Wednesday, December 2, 2009

Paris vs Berlin

It’s a question I’ve had over and over in the last few months, “So, which did you prefer? Paris or Berlin?"

It’s on odd thing, the way those two seem to be, to most, the ultimate in atmospheric city competition and simply cannot co-exist in the intrepid wanderer’s heart. I find it particularly curious as when I returned from Shanghai, no one declared, “Shanghai or Hong Kong? You must choose!” Similarly, there has never been any need for me state a preference between Christchurch and Sydney or Champagne and Franschoek, Barcelona or Brooklyn. But having lived in both Paris and Berlin, it appears that I am meant to find myself drawn more toward one than the other.

One thing I have heard numerous times, without any prompting, “Berlin is so you! More so than Paris!” As if I had preceded this statement with some confession of how I was never really all that comfortable buying baguettes twice a day and eating figs for breakfast every morning. For the record, no such thing is true. The honest truth is that I love Paris. I loved it then, I love it now. I miss it. I often read apartment listings longingly, wiishing the pound to gain in strength against the now almighty euro and bid my return to My Beautiful Paris. But the statement, the casual brush off of “Berlin is so you, Paris isn’t” is such a sideswipe it has often left me reeling. How am I not Paris? Are my shoes not designer enough? A quick glance at my shelves proves otherwise, spotted: Gucci, Versace, McQueen, Louboutin, Gina, Giles Deacon, Pucci, etc. No, i think I own sufficient snobbish footwear to qualify to Paris. What is it then? Am I not elegant streets and window boxes and city beaches in July? Am I not sidewalk cafes and wine in the afternoon and hot, buttery garlicky escargots and silk scarves and Laduree and coral lipstick in the cracks of the mouths of the old women in their moth eaten furs on the threadbare carpets of the beautifully dilapidated tea salons, eating nicoise salads, feeding the hard boiled eggs to their dogs?

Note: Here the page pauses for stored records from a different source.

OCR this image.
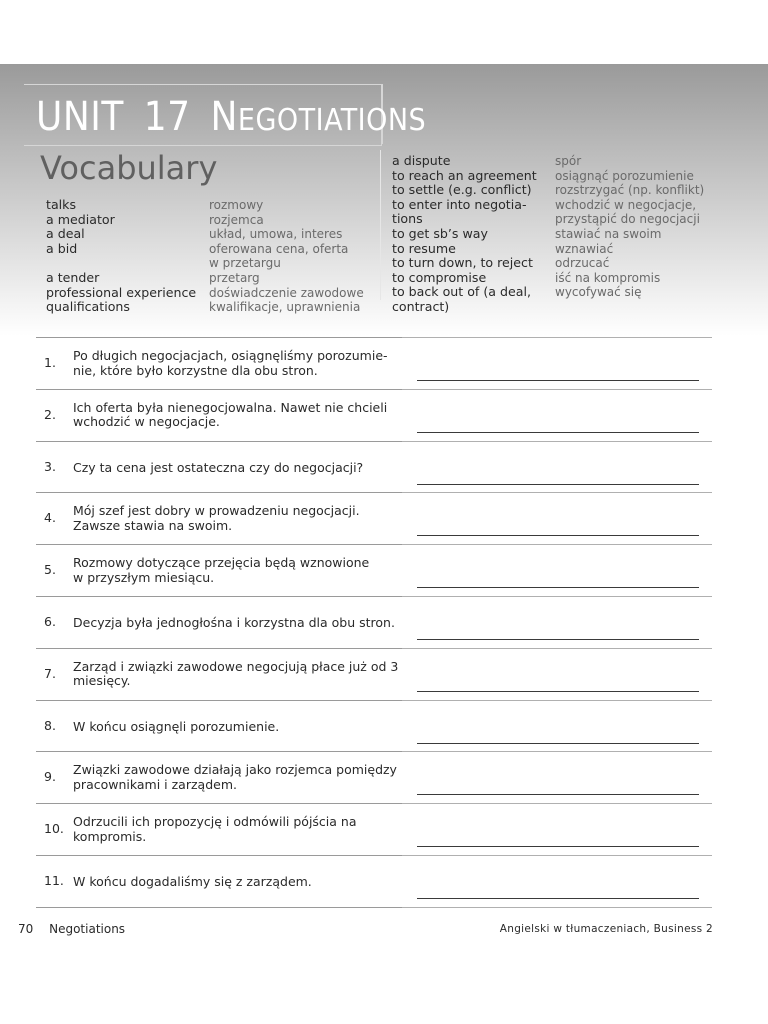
UNIT 17 NEGOTIATIONS
Vocabulary
talks
a mediator
a deal
a bid

a tender
professional experience
qualifications
rozmowy
rozjemca
układ, umowa, interes
oferowana cena, oferta
w przetargu
przetarg
doświadczenie zawodowe
kwalifikacje, uprawnienia
a dispute
to reach an agreement
to settle (e.g. conflict)
to enter into negotia-
tions
to get sb’s way
to resume
to turn down, to reject
to compromise
to back out of (a deal,
contract)
spór
osiągnąć porozumienie
rozstrzygać (np. konflikt)
wchodzić w negocjacje,
przystąpić do negocjacji
stawiać na swoim
wznawiać
odrzucać
iść na kompromis
wycofywać się

1. Po długich negocjacjach, osiągnęliśmy porozumie-
nie, które było korzystne dla obu stron.
2. Ich oferta była nienegocjowalna. Nawet nie chcieli
wchodzić w negocjacje.
3. Czy ta cena jest ostateczna czy do negocjacji?
4. Mój szef jest dobry w prowadzeniu negocjacji.
Zawsze stawia na swoim.
5. Rozmowy dotyczące przejęcia będą wznowione
w przyszłym miesiącu.
6. Decyzja była jednogłośna i korzystna dla obu stron.
7. Zarząd i związki zawodowe negocjują płace już od 3
miesięcy.
8. W końcu osiągnęli porozumienie.
9. Związki zawodowe działają jako rozjemca pomiędzy
pracownikami i zarządem.
10. Odrzucili ich propozycję i odmówili pójścia na
kompromis.
11. W końcu dogadaliśmy się z zarządem.
70 Negotiations	Angielski w tłumaczeniach, Business 2
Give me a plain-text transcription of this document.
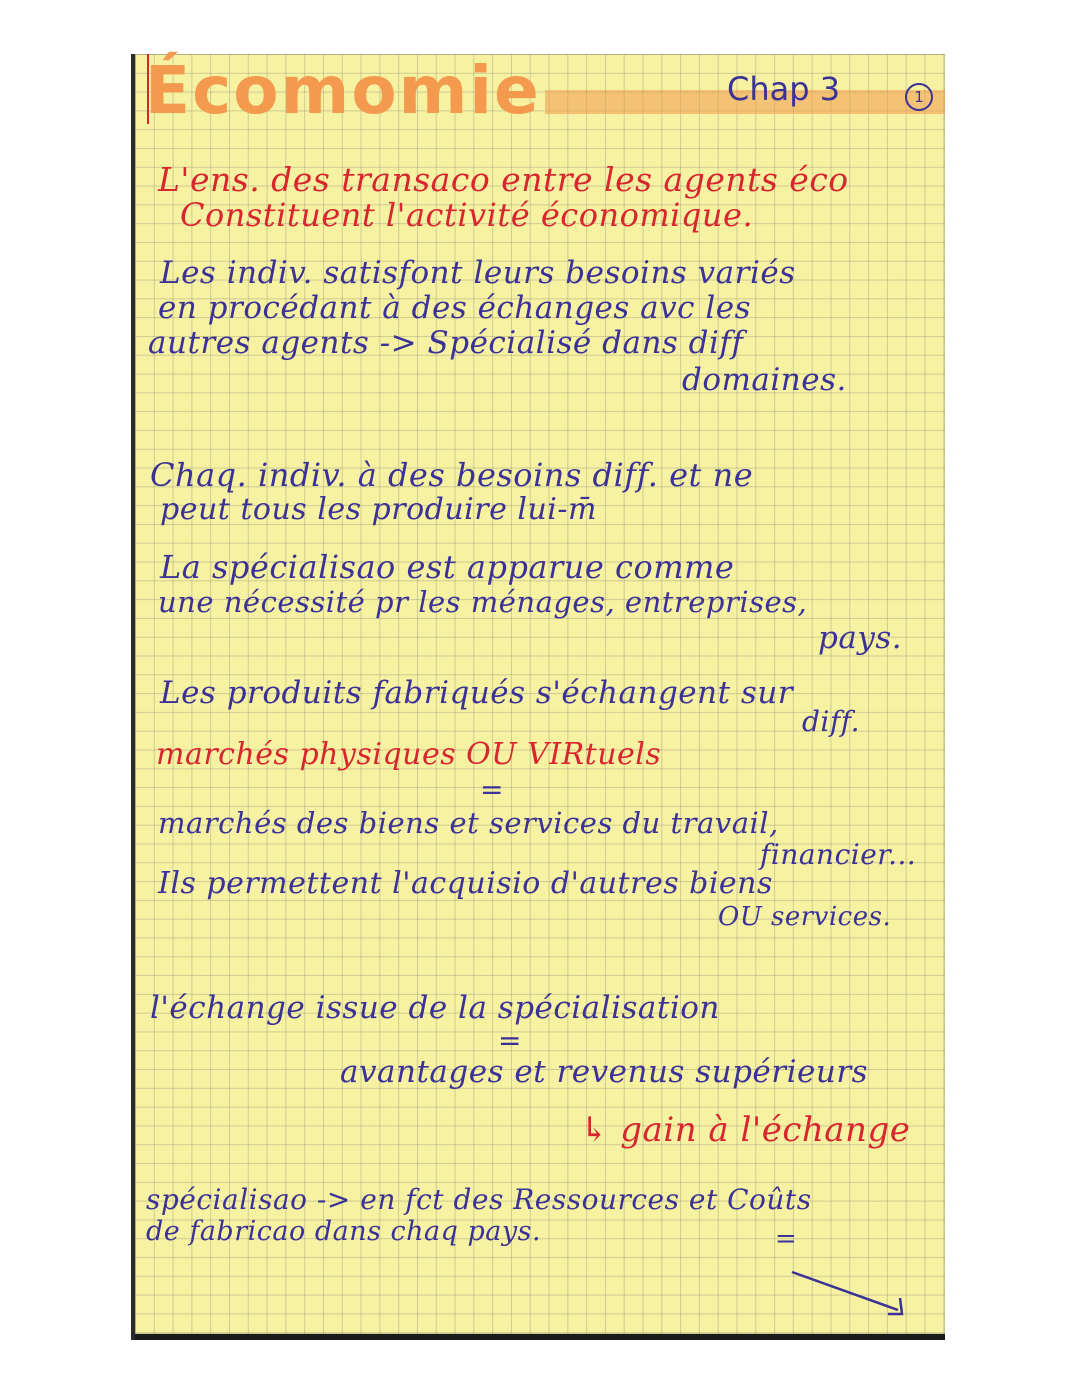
Écomomie	Chap 3	1
L'ens. des transaco entre les agents éco
Constituent l'activité économique.
Les indiv. satisfont leurs besoins variés
en procédant à des échanges avc les
autres agents -> Spécialisé dans diff
domaines.
Chaq. indiv. à des besoins diff. et ne
peut tous les produire lui-m̄
La spécialisao est apparue comme
une nécessité pr les ménages, entreprises,
pays.
Les produits fabriqués s'échangent sur
diff.
marchés physiques OU VIRtuels
=
marchés des biens et services du travail,
financier...
Ils permettent l'acquisio d'autres biens
OU services.
l'échange issue de la spécialisation
=
avantages et revenus supérieurs
↳ gain à l'échange
spécialisao -> en fct des Ressources et Coûts
de fabricao dans chaq pays.	=
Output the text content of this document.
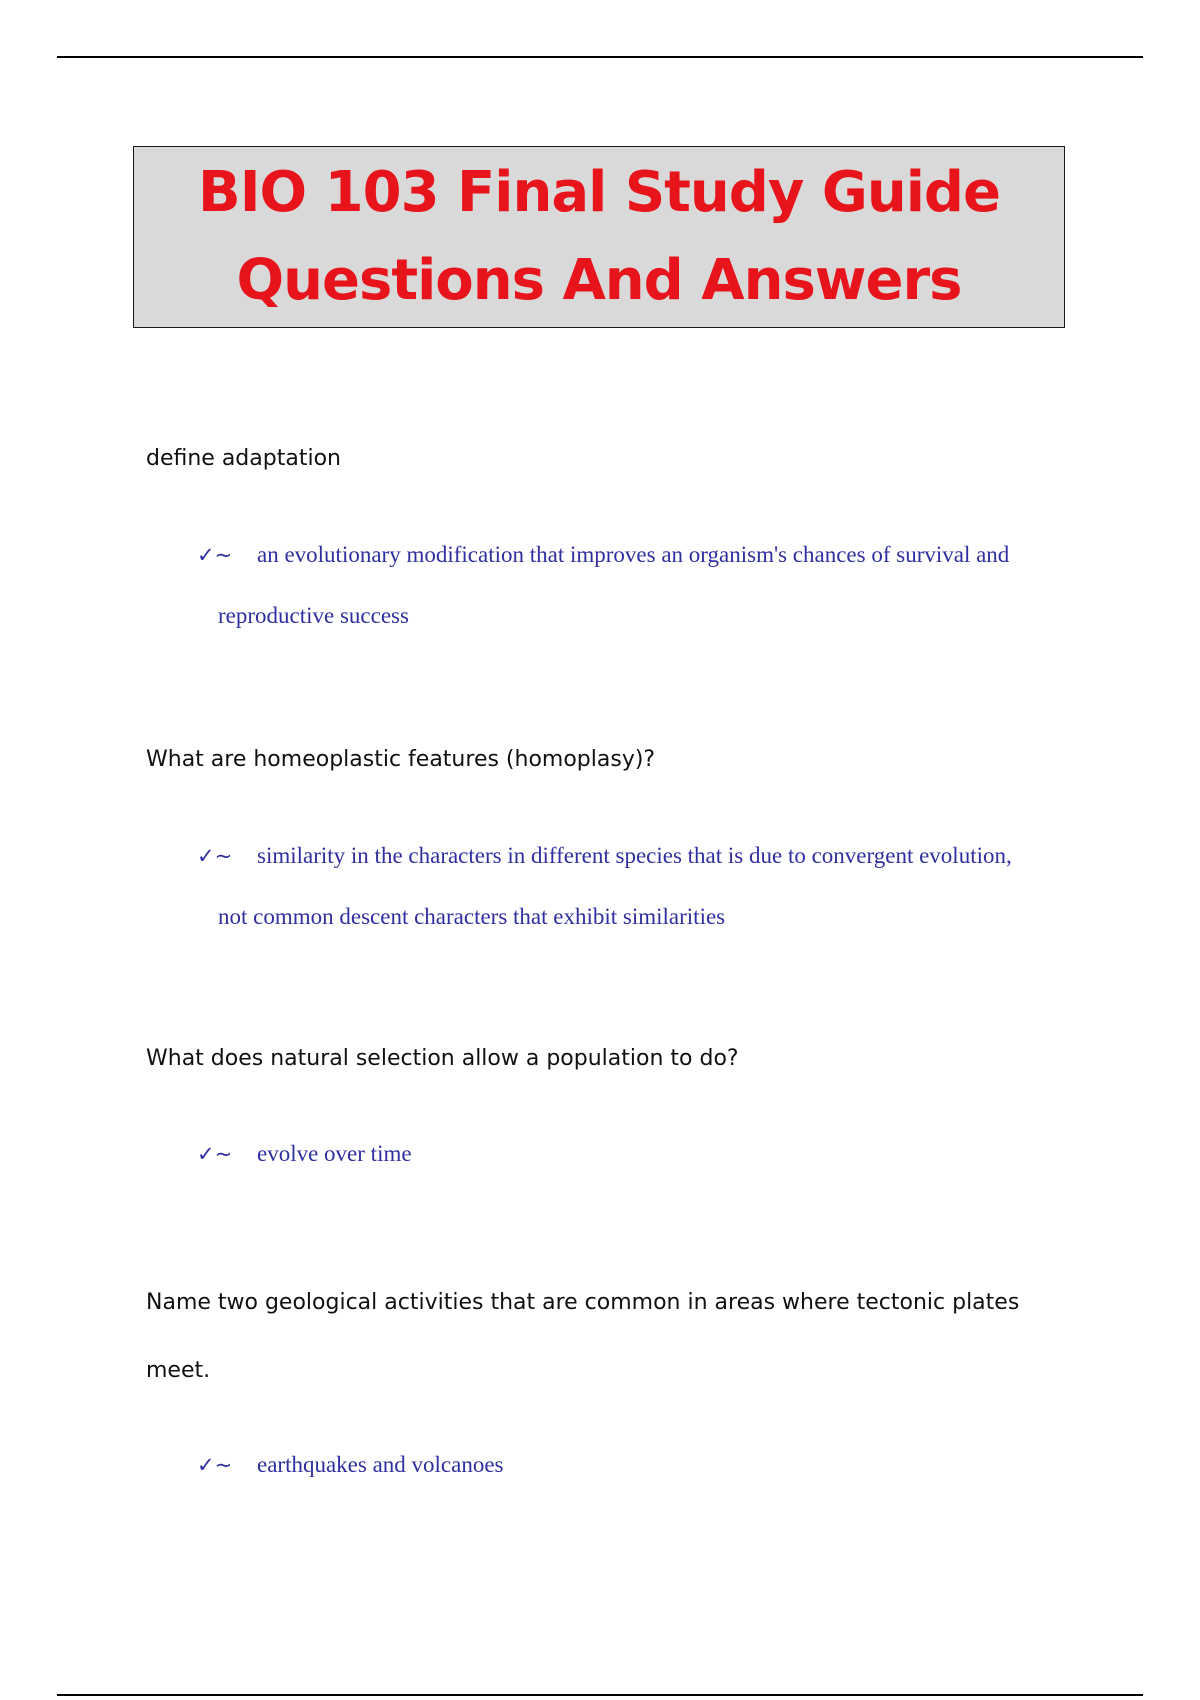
BIO 103 Final Study Guide
Questions And Answers
define adaptation
✓~ an evolutionary modification that improves an organism's chances of survival and
reproductive success
What are homeoplastic features (homoplasy)?
✓~ similarity in the characters in different species that is due to convergent evolution,
not common descent characters that exhibit similarities
What does natural selection allow a population to do?
✓~ evolve over time
Name two geological activities that are common in areas where tectonic plates
meet.
✓~ earthquakes and volcanoes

How am I not Paris, as much as I am a bit of everywhere that that I have ever been?

I don’t feel that I’ve gone anywhere and not taken something from it. It’s true I may not be Paris through and through, because I am also a little bit cold Methode Cap Classique in Robertson’s thundering rain, Shark Kites in Shanghai’s night sky, Milk Dumplings in Ningbo’s private dining halls, the thrill of cyclone in Coney Island and eating pizza at 5am in New York’s Lower East Side and Tuscany’s tiny passage ways and kid sized cars. I’m at least a fraction watermelon cocktails and blown out tyres under brutal Spanish sun and a tiny bit of those little pewter coloured pottery bowls bought on the side of the road in Swaziland, and just a hint of the Mozambique sunrise and a whiff of the dhows and dawas in Mombassa. A little bit British, a good handful of African red earth and the smell of gum trees and petrol and spice and hair cream and Zam-Buk.

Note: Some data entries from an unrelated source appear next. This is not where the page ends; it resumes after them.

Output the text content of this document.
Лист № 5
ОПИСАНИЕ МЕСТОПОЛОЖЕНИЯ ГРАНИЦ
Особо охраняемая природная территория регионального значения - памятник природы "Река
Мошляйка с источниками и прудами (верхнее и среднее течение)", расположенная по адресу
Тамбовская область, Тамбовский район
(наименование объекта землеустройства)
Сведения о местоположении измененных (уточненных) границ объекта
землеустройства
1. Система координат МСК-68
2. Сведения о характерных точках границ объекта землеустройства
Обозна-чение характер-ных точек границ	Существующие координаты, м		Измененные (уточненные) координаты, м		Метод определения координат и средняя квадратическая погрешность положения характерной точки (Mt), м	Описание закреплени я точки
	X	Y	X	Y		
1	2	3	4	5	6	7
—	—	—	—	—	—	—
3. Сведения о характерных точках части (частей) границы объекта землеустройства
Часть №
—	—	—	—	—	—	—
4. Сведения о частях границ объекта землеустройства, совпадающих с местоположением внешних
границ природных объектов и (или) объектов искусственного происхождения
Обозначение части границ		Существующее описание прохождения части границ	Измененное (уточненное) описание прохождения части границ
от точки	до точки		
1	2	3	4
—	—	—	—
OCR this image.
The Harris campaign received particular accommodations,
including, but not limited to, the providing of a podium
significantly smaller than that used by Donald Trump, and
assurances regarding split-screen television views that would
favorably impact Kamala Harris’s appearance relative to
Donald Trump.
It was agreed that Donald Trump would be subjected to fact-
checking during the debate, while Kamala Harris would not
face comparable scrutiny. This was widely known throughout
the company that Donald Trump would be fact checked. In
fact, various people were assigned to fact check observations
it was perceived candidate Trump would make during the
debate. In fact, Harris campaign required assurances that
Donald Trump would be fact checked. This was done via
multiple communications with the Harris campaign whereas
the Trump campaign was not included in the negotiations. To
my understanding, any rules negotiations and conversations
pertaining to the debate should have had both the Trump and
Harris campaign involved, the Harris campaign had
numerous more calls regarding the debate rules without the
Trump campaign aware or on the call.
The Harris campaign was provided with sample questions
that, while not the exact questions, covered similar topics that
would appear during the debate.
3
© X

How am I not one place as much as anywhere I have been?

And how am I so Berlin? How am I Berlin more so than anywhere else?

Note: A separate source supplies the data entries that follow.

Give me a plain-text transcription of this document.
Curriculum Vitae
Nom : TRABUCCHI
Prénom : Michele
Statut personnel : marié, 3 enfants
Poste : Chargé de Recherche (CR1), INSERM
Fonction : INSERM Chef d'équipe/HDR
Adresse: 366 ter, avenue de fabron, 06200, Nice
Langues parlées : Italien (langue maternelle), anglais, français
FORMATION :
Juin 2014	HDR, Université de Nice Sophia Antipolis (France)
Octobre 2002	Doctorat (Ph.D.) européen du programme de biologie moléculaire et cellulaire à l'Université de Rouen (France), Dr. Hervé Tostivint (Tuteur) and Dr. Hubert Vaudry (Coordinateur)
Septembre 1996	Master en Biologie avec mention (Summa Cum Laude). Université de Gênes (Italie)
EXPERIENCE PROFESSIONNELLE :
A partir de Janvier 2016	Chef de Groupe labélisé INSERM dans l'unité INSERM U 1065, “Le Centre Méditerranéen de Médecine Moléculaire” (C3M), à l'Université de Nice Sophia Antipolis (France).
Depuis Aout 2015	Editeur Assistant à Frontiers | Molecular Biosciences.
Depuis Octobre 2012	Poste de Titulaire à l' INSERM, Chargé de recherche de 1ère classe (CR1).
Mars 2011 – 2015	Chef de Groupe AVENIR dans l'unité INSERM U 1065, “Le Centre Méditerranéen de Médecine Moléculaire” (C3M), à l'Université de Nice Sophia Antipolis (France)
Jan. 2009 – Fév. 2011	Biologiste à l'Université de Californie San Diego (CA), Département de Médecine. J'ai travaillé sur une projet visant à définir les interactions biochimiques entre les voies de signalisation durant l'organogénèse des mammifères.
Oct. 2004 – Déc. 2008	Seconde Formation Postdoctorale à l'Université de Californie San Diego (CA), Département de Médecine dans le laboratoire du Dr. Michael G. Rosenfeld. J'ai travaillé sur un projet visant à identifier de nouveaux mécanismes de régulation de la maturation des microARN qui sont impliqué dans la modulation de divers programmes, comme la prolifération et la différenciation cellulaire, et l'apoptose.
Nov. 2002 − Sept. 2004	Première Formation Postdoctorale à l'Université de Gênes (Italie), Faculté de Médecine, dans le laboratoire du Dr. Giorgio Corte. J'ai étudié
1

Berlin is a confused city. It bears its scars. It is, in my opinion, the only major western city that would do something like leave the bombed out spire of the Kaiser Wilhelm Church as is and make no attempt to mask it, rather to preserve it as a testament to loss. Berlin makes no qualms of its scars, its past. They are plain enough to see. As if finding shame in its past would equate a dismissal of its self, its bones. Berlin has long lived under a fragmented rule. It has been pulled apart by separate governing states. It has been burned. It has been bombed. It has been literally divided in thought and process and physicality. And even now, its identity is being forged. Even now, all these years after the war and the wall. Berlin is still learning how to be. It’s no wonder it is such a haven for the worlds poets, punks and general lost souls. At least in Berlin, you are always almost in sync with a city struggling to find its way, stumbling over its own feet, just as you are.

So maybe, in this way, I am Berlin. Fragmented. Stateless. Divided.